Re: Superblock Missing

From: David Mitchell <mr.david.mitchell@gmail.com>
To: linux-raid@vger.kernel.org
Subject: Re: Superblock Missing
Date: Sun, 3 Sep 2017 23:35:25 -0400	[thread overview]
Message-ID: <CAANkkp+DVzhPHEtMhmagSSO+J9cF3YwENADqCqBdXphsFE+Pmg@mail.gmail.com> (raw)
In-Reply-To: <20170902164906.GA6823@metamorpher.de>

Let me provide a more detailed history:

Original array 4 drive 2TB Raid 5 array created back in 2012. Over the
years as drives failed, I replaced the 2 of the 2 TB drives with 4TB
drives, so I had two 4TB  and two 2TB drives providing a 6TB usable
array.  (2x4 - P)

About a month ago I put a third 4TB drive in, and a "grow"  from four
drives to three 4TB drives still in a Raid 5.

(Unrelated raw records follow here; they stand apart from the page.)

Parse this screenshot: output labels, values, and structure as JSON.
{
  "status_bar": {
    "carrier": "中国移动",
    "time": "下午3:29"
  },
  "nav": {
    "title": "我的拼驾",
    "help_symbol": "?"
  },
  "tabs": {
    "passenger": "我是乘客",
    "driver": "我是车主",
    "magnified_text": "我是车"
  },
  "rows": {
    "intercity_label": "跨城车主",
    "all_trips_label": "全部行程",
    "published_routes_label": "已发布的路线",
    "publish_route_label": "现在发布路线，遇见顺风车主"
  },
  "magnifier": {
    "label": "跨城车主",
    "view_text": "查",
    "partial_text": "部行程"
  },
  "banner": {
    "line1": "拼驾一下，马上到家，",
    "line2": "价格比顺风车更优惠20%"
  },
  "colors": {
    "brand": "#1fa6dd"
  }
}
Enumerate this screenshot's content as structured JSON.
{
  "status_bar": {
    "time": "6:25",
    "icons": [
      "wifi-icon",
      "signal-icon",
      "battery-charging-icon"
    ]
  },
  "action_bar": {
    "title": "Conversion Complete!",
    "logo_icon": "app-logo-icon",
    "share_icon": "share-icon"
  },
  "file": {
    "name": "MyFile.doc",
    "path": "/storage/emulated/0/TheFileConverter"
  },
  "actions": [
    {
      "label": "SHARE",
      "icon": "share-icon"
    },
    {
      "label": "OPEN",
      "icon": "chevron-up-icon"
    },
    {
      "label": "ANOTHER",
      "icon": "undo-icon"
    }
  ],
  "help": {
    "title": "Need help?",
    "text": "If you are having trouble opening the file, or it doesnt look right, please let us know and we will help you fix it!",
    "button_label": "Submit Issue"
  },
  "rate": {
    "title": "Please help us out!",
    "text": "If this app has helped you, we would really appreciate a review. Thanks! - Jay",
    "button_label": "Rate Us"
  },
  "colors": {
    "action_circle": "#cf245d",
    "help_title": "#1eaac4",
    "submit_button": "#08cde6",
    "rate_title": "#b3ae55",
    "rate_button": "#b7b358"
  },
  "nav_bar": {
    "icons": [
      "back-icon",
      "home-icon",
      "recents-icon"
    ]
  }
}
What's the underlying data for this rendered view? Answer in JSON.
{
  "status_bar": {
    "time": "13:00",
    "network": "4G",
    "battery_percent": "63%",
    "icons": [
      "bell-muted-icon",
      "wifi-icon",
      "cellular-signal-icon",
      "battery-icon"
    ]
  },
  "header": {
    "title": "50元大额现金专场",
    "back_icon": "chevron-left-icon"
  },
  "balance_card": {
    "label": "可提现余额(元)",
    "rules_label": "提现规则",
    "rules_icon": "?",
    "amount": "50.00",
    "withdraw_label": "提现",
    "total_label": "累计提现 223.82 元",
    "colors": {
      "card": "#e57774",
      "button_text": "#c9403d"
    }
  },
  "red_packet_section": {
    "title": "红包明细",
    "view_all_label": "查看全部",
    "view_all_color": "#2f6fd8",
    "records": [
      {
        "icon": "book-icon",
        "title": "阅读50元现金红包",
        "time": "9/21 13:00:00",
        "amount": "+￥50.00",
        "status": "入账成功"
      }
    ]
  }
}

Once down to three drives, I then grew to the max size.  Everything
worked perfectly, I had 8TB of usable raid 5 with 3 drives.  The file
system passed a e2fsck no problem.   Ran for about 2 weeks, with
absolutely no problems.

With a spare 2TB drive sitting on my desk, I decided to remove my 1tb
OS drive and put in the 2TB drive as the OS drive.  Not to mess up the
array I made sure to zap the UUID, repartition, reformat, etc.  Copied
the files from my 1TB OS drive to the "new" 2TB OS drive via a live
USB key.

Rebooted, ran into grub issues.  Tried to reinstall grub from a live
USB, but was unable to make it work.  I rebooted then did a new Mint
install on the 2TB drive using LVM for the first time.   I was
extremely careful NOT to touch any of 4TB drives in the array during
the install.  The system rebooted and the new OS worked fine.   I did
not start up the array.  I commented out the array in fstab and
mdadm.conf

I then copied my old files from the 1TB drive over to the new 2TB
drive with the exception of the kernel and initrd.  Rebooted and
everything seemed to work ok with my old files.   I went to assemble
and mount the array, specifying the drives.  I would not assemble.
I wasn't sure if using LVM for the first time on my boot drive, but
not my array was the problem.    What I forgot is I booted to the new
kernel and the old image, and the raid456 module wasn't loading.   I
updated the kernel and modules, and rebooted.    The raid456 was now
loading fine, but the array would not load and mount.  Complained
about superblock.  To rule out the LVM issue and kernel I reverted
back to the old 1TB OS drive, so there would be no changes.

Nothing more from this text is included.